I thought to myself ‘Come on, just deal with it,’ but after a few days the crappy sound quality started peeving me off and I decided to look around for a solution to this problem. This is when I came across the Android app Equalizer.
When you first start up the app you will se a bunch of default settings for a numbers of genres, all of which sound pretty good.
Here’s a list of the available default settings:
- Heavy Metal
- Hip Hop
Default settings can be set to activate automatically if the genre is recongised correctly using the tags; the preset auto-detection feature only works with music that has been saved locally.
If you decide to splurge for the pro-version which costs 1,50 €, you will be able to save your own presets that are matched to your headset. I decided to go for it and must say that I can really notice a difference in sound quality.

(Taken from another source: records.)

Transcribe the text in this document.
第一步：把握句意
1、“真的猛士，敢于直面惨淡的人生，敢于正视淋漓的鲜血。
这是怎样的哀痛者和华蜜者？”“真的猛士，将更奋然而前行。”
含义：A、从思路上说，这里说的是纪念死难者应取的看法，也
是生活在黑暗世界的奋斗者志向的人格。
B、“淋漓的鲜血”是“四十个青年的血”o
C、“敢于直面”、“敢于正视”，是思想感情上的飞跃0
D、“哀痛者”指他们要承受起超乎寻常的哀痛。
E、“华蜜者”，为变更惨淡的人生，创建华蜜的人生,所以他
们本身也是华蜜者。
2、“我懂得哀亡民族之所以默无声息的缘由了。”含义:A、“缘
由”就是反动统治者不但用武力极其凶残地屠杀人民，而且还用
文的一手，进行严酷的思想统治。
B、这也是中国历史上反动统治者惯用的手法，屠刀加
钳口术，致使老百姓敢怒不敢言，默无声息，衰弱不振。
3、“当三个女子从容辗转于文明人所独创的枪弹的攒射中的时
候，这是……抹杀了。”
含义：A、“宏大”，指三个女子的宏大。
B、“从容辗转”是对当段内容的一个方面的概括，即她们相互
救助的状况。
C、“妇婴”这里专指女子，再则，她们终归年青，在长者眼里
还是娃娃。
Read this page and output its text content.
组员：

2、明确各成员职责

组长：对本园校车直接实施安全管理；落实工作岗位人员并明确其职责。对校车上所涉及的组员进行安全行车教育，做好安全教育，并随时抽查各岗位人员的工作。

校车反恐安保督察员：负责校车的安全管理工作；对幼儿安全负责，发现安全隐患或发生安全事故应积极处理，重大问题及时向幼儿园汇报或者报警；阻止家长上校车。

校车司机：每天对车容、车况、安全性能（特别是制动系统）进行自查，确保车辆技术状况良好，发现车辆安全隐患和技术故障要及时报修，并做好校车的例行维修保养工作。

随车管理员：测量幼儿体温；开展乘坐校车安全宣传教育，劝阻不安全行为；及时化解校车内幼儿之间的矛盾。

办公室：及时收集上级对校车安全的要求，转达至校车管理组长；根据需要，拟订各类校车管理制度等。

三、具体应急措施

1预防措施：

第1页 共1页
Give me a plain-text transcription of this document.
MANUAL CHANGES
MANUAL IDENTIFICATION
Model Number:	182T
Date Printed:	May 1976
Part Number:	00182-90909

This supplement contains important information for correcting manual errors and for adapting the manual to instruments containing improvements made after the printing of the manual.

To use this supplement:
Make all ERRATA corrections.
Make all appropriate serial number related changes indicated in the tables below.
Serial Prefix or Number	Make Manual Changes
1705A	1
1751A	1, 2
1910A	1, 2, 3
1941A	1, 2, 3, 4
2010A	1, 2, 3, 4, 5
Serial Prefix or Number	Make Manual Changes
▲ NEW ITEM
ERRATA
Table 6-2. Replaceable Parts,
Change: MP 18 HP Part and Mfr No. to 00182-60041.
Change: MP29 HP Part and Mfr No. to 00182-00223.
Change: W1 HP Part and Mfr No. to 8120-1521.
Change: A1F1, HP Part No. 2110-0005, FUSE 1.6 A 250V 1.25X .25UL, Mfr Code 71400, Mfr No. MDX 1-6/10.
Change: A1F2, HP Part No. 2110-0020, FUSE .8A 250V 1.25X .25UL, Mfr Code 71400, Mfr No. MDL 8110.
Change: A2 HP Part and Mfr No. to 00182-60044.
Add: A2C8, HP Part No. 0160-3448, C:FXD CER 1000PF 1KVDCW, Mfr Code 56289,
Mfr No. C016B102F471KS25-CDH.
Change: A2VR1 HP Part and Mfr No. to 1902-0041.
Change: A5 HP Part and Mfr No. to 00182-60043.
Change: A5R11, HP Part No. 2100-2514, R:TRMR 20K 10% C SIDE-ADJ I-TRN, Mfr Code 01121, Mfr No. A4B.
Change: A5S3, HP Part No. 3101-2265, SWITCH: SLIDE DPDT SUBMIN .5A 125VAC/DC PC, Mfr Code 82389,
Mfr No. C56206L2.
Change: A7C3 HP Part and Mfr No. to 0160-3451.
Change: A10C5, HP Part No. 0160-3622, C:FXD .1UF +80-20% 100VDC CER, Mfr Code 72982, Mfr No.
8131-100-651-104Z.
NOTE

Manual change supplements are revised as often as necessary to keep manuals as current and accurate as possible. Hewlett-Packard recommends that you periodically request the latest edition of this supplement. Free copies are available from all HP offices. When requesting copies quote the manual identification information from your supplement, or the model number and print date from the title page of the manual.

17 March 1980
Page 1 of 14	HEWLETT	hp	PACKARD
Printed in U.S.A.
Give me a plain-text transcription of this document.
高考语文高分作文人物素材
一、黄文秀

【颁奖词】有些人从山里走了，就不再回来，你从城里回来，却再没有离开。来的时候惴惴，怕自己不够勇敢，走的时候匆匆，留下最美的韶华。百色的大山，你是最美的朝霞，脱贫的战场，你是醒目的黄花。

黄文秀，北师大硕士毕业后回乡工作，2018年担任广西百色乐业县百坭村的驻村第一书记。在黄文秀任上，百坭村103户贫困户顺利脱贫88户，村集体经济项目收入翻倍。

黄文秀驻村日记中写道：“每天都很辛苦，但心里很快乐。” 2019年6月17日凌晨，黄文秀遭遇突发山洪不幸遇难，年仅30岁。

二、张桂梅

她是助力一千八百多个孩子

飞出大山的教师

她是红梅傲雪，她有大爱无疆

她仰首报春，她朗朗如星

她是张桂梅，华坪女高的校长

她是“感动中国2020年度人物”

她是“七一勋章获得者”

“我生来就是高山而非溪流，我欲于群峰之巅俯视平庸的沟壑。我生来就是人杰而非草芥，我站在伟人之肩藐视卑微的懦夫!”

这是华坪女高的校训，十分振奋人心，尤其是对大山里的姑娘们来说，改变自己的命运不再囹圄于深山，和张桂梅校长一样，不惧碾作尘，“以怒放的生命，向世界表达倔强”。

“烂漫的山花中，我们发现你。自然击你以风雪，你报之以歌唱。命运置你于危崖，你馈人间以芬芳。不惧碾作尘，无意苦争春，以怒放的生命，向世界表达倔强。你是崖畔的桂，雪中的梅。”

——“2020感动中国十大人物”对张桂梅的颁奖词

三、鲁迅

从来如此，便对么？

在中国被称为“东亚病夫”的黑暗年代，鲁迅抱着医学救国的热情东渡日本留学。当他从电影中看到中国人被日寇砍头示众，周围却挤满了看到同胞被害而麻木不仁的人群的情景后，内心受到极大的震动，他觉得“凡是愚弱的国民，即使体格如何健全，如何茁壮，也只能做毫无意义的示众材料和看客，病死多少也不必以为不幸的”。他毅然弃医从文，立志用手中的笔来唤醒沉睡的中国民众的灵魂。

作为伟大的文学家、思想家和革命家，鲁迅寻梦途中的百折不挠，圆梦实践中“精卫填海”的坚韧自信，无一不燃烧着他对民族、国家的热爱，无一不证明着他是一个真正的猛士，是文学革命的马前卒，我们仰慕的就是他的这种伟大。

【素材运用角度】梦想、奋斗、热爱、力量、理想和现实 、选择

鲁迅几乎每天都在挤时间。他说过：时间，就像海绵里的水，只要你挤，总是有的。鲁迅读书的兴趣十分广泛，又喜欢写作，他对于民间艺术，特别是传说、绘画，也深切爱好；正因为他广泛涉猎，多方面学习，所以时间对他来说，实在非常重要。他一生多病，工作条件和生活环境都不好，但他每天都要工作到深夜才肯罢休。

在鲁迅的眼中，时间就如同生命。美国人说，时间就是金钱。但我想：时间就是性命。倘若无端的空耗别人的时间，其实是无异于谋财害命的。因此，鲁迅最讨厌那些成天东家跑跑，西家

Use the 5 Band EQs to set if and which pitches are to be highlighted, but keep in mind that simply pumping up the bass will sound downright awful as the sound becomes very dull. If you want a lot of bass in your life look into getting the Bass Booster.
OK, I will admit that I am a bass fanatic, so I adapted the EQ and activated the Bass Booster as well. The booster’s power can be regulated—wicked!
Equalizer also comes with a ‘Virtualizer’, and, again, the 3D special acoustics can be regulated and aren’t bad at all.
Reverb default settings can also be activated.
If you’re keen to be able to access the Equalizer from within any other app, switch on the messaging in the status bar which will allow you to start up the app wherever, whenever.
A widget is also available for the homescreen; it displays the current Equalizer settings (but you can’t make changes to settings via the widget).
Another option is to create a shortcut from the homescreen to the presets, though only to one’s own default settings.
Equalizer can really increase your audio pleasure and help you make the most out of your ear-phones, especially if you’re willing to take a bit of time to experiment with the app and figure out what settings suit what music best/to your liking.
Screen & Controls
Controls are pretty simple, especially for users who have used equalizers before. If you’re a newbie it may take a bit longer to get accustomed to things and find out how to get the most out of the settings, but that can’t be helped, every body has to start at the beginning.
The design isn’t half bad for an Equalizer app.
Speed & Stability
I recommend that you all try out the free version before committing to the full one. This is because Equalizer itself runs well, but it won't run as well as it could on less powerful Android devices.
Equalizer is available for free, and there’s a pro version available for 1,50 € for those of you who want to save your own settings.